Newborn screening for Pompe disease

Early detection for Pompe disease through newborn screening will allow affected infants to receive prompt life-saving medical interventions. March of Dimes chapters across the country will be advocating for the addition of Pompe disease to newborn screening panels to ensure that all newborns can benefit from this potentially life-saving test.

The US Secretary of Health and Human Services recently added Pompe disease to the federal Recommended Uniform Screening Panel. Pompe disease can be identified using the traditional newborn screening dried bloodspot and this early identification will lead to earlier treatment.

What is Pompe disease?

Pompe disease is a rare inherited disorder that causes progressive muscle weakness. It is due to changes in the gene that produces an enzyme called GAA. This enzyme is responsible for breaking down sugars. Infants and children with Pompe disease cannot produce GAA. Therefore sugars accumulate in the muscles, and this causes the muscles to get weaker and not work the way they should. This muscle weakness affects feeding, weight gain, movement, and even the heart. Pompe disease occurs in about 1 in 28,000 people in the U.S.

Infants with Pompe disease can seem healthy at first, but without early medical intervention, the disease will progress rapidly. Many children with Pompe disease do not survive past the first year of life. However, research has shown that early detection and treatment of Pompe disease can lead to better outcomes.

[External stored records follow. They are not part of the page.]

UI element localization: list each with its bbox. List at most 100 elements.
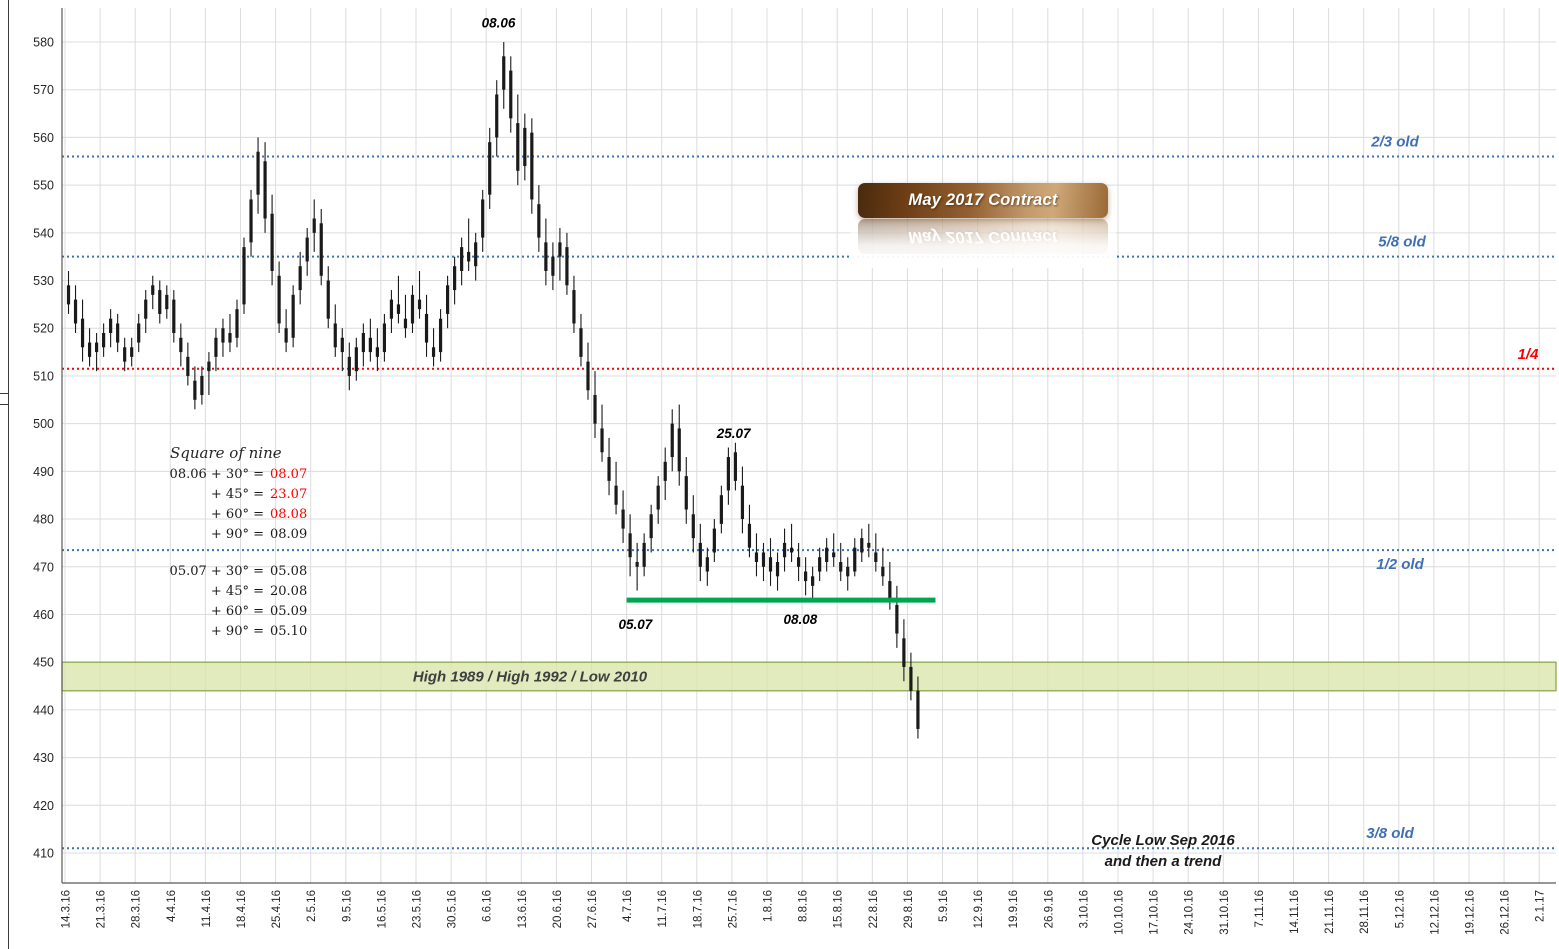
window-edge-line [8, 0, 9, 949]
band-label: High 1989 / High 1992 / Low 2010 [413, 668, 648, 685]
svg-text:8.8.16: 8.8.16 [798, 890, 810, 922]
contract-badge: May 2017 Contract [858, 183, 1108, 218]
edge-marker-bottom [0, 404, 9, 405]
svg-text:510: 510 [33, 369, 54, 383]
support-band: High 1989 / High 1992 / Low 2010 [61, 661, 1557, 692]
square-of-nine-row: + 60° = 08.08 [210, 507, 308, 522]
reference-line-label: 2/3 old [1370, 133, 1419, 150]
svg-text:14.11.16: 14.11.16 [1289, 890, 1301, 934]
svg-text:5.12.16: 5.12.16 [1394, 890, 1406, 928]
annotation-08.06: 08.06 [482, 16, 516, 31]
square-of-nine-row: + 90° = 08.09 [210, 527, 308, 542]
svg-text:26.9.16: 26.9.16 [1043, 890, 1055, 928]
svg-text:430: 430 [33, 751, 54, 765]
svg-text:23.5.16: 23.5.16 [412, 890, 424, 928]
svg-text:11.7.16: 11.7.16 [657, 890, 669, 928]
reference-line-label: 5/8 old [1378, 234, 1426, 251]
svg-text:25.7.16: 25.7.16 [727, 890, 739, 928]
svg-text:530: 530 [33, 274, 54, 288]
y-axis-labels: 580 570 560 550 540 530 520 510 500 490 480 470 460 4… [33, 36, 54, 861]
square-of-nine-row: + 45° = 23.07 [210, 487, 308, 502]
badge-reflection-fade [850, 218, 1116, 268]
svg-text:570: 570 [33, 83, 54, 97]
svg-text:580: 580 [33, 36, 54, 50]
svg-text:27.6.16: 27.6.16 [587, 890, 599, 928]
svg-text:17.10.16: 17.10.16 [1149, 890, 1161, 935]
svg-text:16.5.16: 16.5.16 [376, 890, 388, 928]
svg-text:7.11.16: 7.11.16 [1254, 890, 1266, 928]
svg-text:26.12.16: 26.12.16 [1500, 890, 1512, 935]
square-of-nine-block: Square of nine 08.06 + 30° = 08.07 + 45° =… [168, 444, 308, 644]
square-of-nine-row: + 90° = 05.10 [210, 624, 308, 639]
svg-text:30.5.16: 30.5.16 [447, 890, 459, 928]
chart-annotations: 08.06 25.07 05.07 08.08 [482, 16, 818, 632]
cycle-low-note-line1: Cycle Low Sep 2016 [1091, 832, 1235, 849]
svg-text:2.5.16: 2.5.16 [306, 890, 318, 922]
svg-text:11.4.16: 11.4.16 [201, 890, 213, 928]
svg-text:470: 470 [33, 560, 54, 574]
reference-line-label: 3/8 old [1366, 825, 1414, 842]
svg-text:9.5.16: 9.5.16 [341, 890, 353, 922]
svg-text:500: 500 [33, 417, 54, 431]
price-candles [66, 42, 920, 739]
svg-text:450: 450 [33, 656, 54, 670]
cycle-low-note-line2: and then a trend [1104, 853, 1222, 870]
annotation-08.08: 08.08 [783, 612, 817, 627]
svg-text:550: 550 [33, 179, 54, 193]
square-of-nine-title: Square of nine [170, 444, 282, 462]
x-axis-labels: 14.3.16 21.3.16 28.3.16 4.4.16 11.4.16 18.4.1… [61, 890, 1547, 935]
svg-text:6.6.16: 6.6.16 [482, 890, 494, 922]
reference-line-label: 1/4 [1518, 346, 1540, 363]
svg-text:560: 560 [33, 131, 54, 145]
svg-text:15.8.16: 15.8.16 [833, 890, 845, 928]
annotation-05.07: 05.07 [618, 617, 653, 632]
svg-text:440: 440 [33, 703, 54, 717]
square-of-nine-row: + 45° = 20.08 [210, 584, 308, 599]
svg-text:28.11.16: 28.11.16 [1359, 890, 1371, 934]
svg-text:24.10.16: 24.10.16 [1184, 890, 1196, 935]
svg-text:18.4.16: 18.4.16 [236, 890, 248, 928]
svg-text:490: 490 [33, 465, 54, 479]
svg-text:28.3.16: 28.3.16 [131, 890, 143, 928]
svg-text:2.1.17: 2.1.17 [1535, 890, 1547, 922]
svg-text:12.12.16: 12.12.16 [1429, 890, 1441, 935]
svg-text:1.8.16: 1.8.16 [763, 890, 775, 922]
svg-text:18.7.16: 18.7.16 [692, 890, 704, 928]
reference-line-label: 1/2 old [1376, 556, 1424, 573]
svg-text:4.4.16: 4.4.16 [166, 890, 178, 922]
svg-text:480: 480 [33, 513, 54, 527]
svg-text:5.9.16: 5.9.16 [938, 890, 950, 922]
svg-text:19.12.16: 19.12.16 [1465, 890, 1477, 935]
svg-text:29.8.16: 29.8.16 [903, 890, 915, 928]
annotation-25.07: 25.07 [716, 426, 752, 441]
square-of-nine-row: 08.06 + 30° = 08.07 [169, 467, 308, 482]
svg-text:20.6.16: 20.6.16 [552, 890, 564, 928]
svg-text:25.4.16: 25.4.16 [271, 890, 283, 928]
svg-text:19.9.16: 19.9.16 [1008, 890, 1020, 928]
vertical-gridlines [64, 8, 1540, 883]
svg-text:460: 460 [33, 608, 54, 622]
svg-text:31.10.16: 31.10.16 [1219, 890, 1231, 935]
svg-text:3.10.16: 3.10.16 [1078, 890, 1090, 928]
square-of-nine-row: 05.07 + 30° = 05.08 [169, 564, 308, 579]
svg-text:14.3.16: 14.3.16 [61, 890, 73, 928]
contract-badge-label: May 2017 Contract [908, 191, 1058, 209]
svg-text:22.8.16: 22.8.16 [868, 890, 880, 928]
svg-text:540: 540 [33, 226, 54, 240]
svg-text:21.11.16: 21.11.16 [1324, 890, 1336, 934]
reference-lines: 2/3 old 5/8 old 1/4 1/2 old 3/8 old [62, 133, 1556, 850]
svg-text:420: 420 [33, 799, 54, 813]
cycle-low-note: Cycle Low Sep 2016 and then a trend [1043, 830, 1283, 872]
svg-text:21.3.16: 21.3.16 [96, 890, 108, 928]
square-of-nine-row: + 60° = 05.09 [210, 604, 308, 619]
svg-text:4.7.16: 4.7.16 [622, 890, 634, 922]
square-of-nine-rows: 08.06 + 30° = 08.07 + 45° = 23.07 + 60° = 08.… [168, 467, 308, 644]
svg-text:12.9.16: 12.9.16 [973, 890, 985, 928]
svg-text:10.10.16: 10.10.16 [1114, 890, 1126, 935]
edge-marker-top [0, 393, 9, 394]
svg-text:520: 520 [33, 322, 54, 336]
svg-text:410: 410 [33, 847, 54, 861]
svg-text:13.6.16: 13.6.16 [517, 890, 529, 928]
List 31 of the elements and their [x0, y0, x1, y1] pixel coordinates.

Treatments, including enzyme replacement therapy (ERT), can lead to a longer life and fewer disease complications. But for ERT to be most effective, it must be started before the onset of severe symptoms. Research suggests that the success rate of ERT for Pompe disease is higher if a newborn can receive treatment within the first three months of life.

The March of Dimes supports screening all newborns for conditions placed on the Recommended Uniform Screening Panel. All the conditions included on the Uniform Screening Panel have shown that an affected infant benefits from early detection and treatment; there is a reliable screening test for the disorder; and early detection can be made from newborn bloodspots or other means.